5 Agosto 2021 | Autore:
Bonus apprendistato di primo livello

Assunzione di giovani apprendisti per il conseguimento del titolo di studio: incentivi economici e contributivi.

L’apprendistato è un contratto di lavoro a tempo indeterminato, finalizzato alla formazione e all’occupazione dei giovani [1]: l’assunzione di un apprendista comporta numerosi vantaggi per il datore di lavoro, specie se con contratto di apprendistato di primo livello.

Il contratto di apprendistato per la qualifica ed il diploma professionale, il diploma di istruzione secondaria superiore e il certificato di specializzazione tecnica superiore, detto apprendistato di primo livello, comporta infatti notevoli agevolazioni, sia contributive che economiche. Nel dettaglio, grazie al cosiddetto Bonus apprendistato di primo livello [2], il datore di lavoro che assume con questa tipologia contrattuale può beneficiare di uno sgravio del 100% dei contributi e di una forte riduzione della retribuzione dovuta all’apprendista.

Inoltre, gli apprendisti assunti con questo contratto sono esclusi dagli obblighi di stabilizzazione e non rientrano, per tutta la durata del periodo formativo, nella base di calcolo ai fini del computo dell’aliquota dei disabili. Le spese sostenute per gli apprendisti sono poi detraibili dalla base per il calcolo dell’Irap.
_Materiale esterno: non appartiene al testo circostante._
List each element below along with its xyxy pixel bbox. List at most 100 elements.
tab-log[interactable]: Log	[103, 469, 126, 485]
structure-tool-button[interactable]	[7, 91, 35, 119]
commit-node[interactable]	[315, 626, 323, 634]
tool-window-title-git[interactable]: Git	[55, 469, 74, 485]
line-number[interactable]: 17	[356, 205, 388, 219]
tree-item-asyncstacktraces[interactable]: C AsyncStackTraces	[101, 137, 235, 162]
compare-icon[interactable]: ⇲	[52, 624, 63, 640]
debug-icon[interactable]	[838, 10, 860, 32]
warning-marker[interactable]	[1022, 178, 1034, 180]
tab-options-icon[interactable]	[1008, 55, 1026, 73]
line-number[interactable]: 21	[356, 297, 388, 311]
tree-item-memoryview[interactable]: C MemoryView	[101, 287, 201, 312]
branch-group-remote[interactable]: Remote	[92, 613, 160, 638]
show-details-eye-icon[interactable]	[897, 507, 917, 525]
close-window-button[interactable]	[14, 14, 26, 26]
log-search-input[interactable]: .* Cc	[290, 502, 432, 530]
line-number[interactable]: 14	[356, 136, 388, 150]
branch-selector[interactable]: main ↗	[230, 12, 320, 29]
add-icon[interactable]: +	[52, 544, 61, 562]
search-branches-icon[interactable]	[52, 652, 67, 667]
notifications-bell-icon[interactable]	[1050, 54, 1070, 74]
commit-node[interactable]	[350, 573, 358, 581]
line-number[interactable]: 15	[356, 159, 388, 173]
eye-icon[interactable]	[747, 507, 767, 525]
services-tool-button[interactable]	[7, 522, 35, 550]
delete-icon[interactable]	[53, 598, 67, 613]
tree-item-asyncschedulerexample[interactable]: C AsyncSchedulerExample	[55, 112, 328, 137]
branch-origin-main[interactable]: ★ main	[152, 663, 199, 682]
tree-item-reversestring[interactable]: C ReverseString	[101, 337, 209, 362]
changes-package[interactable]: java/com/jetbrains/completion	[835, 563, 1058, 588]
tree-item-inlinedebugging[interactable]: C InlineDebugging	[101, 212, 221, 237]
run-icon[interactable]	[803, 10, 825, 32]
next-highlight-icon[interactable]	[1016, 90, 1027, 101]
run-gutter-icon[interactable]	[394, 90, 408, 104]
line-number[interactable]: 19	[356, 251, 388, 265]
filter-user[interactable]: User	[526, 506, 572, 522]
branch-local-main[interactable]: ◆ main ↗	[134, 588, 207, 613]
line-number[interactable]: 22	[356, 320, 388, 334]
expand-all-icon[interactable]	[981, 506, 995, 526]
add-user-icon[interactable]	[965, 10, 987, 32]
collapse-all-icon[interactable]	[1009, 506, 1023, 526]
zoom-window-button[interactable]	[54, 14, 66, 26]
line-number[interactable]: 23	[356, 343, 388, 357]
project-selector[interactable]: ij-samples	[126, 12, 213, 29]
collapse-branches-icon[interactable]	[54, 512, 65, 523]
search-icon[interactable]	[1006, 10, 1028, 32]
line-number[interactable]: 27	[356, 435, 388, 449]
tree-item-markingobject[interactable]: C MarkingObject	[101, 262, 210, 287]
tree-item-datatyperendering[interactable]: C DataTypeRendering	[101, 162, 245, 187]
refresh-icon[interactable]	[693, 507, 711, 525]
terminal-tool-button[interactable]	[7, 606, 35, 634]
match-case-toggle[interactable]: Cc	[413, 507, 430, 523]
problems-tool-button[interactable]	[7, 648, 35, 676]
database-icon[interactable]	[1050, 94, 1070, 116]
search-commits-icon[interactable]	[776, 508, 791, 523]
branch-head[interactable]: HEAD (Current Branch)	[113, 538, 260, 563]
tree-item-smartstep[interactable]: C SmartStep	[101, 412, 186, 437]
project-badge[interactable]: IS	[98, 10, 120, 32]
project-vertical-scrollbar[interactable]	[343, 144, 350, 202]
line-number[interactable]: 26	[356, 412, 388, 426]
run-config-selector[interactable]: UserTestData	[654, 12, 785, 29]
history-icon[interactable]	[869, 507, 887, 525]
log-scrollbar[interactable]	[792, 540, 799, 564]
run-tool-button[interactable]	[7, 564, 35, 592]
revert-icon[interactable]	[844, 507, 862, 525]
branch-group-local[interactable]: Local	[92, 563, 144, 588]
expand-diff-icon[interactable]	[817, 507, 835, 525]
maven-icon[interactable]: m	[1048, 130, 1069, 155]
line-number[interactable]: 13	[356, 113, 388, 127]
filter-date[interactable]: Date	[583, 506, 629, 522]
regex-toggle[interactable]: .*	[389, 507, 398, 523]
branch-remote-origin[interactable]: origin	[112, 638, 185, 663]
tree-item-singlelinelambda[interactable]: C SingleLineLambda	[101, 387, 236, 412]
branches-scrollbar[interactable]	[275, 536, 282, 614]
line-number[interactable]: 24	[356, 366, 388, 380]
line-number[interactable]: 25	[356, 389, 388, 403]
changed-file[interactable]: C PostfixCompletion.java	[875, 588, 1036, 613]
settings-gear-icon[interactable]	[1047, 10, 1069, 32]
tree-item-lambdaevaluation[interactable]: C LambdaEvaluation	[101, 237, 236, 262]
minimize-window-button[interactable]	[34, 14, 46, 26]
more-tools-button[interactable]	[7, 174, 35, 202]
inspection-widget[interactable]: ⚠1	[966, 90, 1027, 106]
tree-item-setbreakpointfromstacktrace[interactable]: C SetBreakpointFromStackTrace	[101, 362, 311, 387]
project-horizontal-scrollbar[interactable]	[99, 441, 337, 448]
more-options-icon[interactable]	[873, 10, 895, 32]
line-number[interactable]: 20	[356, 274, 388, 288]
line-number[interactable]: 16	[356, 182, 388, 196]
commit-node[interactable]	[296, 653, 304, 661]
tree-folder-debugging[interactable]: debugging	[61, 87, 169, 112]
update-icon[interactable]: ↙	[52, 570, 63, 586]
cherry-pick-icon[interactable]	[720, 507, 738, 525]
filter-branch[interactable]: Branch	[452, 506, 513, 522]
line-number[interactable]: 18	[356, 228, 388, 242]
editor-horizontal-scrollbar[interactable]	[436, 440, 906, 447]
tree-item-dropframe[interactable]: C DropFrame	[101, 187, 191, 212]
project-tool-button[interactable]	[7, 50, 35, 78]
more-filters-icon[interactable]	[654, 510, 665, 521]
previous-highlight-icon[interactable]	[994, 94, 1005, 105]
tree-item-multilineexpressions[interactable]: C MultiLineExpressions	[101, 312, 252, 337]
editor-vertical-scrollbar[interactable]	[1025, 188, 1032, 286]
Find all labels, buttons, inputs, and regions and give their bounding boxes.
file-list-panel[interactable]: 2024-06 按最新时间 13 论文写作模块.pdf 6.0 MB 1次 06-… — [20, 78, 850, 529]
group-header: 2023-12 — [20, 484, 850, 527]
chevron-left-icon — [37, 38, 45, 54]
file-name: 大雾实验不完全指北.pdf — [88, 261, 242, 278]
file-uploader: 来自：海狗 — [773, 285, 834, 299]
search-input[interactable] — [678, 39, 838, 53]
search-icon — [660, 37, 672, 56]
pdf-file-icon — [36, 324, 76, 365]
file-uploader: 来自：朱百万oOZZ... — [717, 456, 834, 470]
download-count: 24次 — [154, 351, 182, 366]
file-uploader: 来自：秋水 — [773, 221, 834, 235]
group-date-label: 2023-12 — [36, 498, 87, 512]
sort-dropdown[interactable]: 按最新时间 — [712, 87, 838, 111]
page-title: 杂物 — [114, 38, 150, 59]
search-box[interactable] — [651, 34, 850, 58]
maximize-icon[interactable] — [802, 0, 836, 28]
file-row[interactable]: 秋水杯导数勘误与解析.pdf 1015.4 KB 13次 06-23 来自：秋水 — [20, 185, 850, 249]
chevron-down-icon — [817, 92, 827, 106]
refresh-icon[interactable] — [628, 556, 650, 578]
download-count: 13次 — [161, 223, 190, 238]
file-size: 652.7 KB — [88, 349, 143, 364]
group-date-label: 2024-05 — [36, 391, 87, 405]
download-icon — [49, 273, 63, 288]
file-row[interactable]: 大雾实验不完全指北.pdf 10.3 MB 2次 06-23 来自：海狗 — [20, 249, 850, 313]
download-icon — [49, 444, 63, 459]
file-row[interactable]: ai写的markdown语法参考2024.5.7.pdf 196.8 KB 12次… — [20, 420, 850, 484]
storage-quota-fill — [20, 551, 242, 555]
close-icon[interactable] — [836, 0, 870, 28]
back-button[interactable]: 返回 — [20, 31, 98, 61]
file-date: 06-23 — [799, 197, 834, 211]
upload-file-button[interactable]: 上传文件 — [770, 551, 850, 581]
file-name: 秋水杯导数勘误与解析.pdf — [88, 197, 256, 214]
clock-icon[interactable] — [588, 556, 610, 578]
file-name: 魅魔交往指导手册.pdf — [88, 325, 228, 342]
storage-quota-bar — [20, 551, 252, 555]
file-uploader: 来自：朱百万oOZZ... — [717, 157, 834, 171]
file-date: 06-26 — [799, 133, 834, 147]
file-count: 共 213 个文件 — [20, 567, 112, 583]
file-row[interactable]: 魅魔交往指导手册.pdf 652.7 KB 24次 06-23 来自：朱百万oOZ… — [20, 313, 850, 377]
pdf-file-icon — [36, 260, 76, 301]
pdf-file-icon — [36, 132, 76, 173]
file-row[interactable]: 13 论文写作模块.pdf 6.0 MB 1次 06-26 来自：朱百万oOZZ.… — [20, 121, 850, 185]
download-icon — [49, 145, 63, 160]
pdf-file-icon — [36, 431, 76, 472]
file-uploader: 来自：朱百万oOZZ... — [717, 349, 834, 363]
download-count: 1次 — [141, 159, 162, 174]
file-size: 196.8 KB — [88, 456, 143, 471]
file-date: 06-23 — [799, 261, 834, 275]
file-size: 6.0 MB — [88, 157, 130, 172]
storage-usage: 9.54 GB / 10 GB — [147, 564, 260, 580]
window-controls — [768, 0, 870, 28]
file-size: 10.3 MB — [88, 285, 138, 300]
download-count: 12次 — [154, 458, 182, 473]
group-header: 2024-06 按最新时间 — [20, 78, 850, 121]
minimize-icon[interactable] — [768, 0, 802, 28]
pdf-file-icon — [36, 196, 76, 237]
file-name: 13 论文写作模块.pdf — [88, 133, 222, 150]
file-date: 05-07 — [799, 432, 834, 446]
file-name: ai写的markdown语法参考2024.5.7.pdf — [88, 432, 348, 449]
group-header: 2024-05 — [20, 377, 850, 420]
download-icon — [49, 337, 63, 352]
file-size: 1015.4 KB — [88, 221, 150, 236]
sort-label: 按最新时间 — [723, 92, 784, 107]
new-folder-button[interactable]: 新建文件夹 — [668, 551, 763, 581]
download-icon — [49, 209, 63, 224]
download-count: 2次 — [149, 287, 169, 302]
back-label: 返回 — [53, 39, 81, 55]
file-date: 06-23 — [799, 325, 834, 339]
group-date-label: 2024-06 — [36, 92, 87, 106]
Non bisogna dimenticare, tuttavia, che l’assunzione con contratto di apprendistato comporta degli impegni supplementari per l’azienda, rispetto all’assunzione “ordinaria” di lavoratori dipendenti: deve essere difatti sottoscritto un apposito piano formativo individuale, relativo alle attività di formazione che l’apprendista deve svolgere, sia in azienda che presso l’istituzione scolastica alla quale è iscritto.

Il datore di lavoro, in merito alla formazione interna all’azienda, deve anche nominare un tutor qualificato: l’apprendistato di primo livello ha difatti la finalità di consolidare e acquisire competenze tecnico-professionali e specialistiche, abbinando quanto appreso in azienda con la formazione istituzionale.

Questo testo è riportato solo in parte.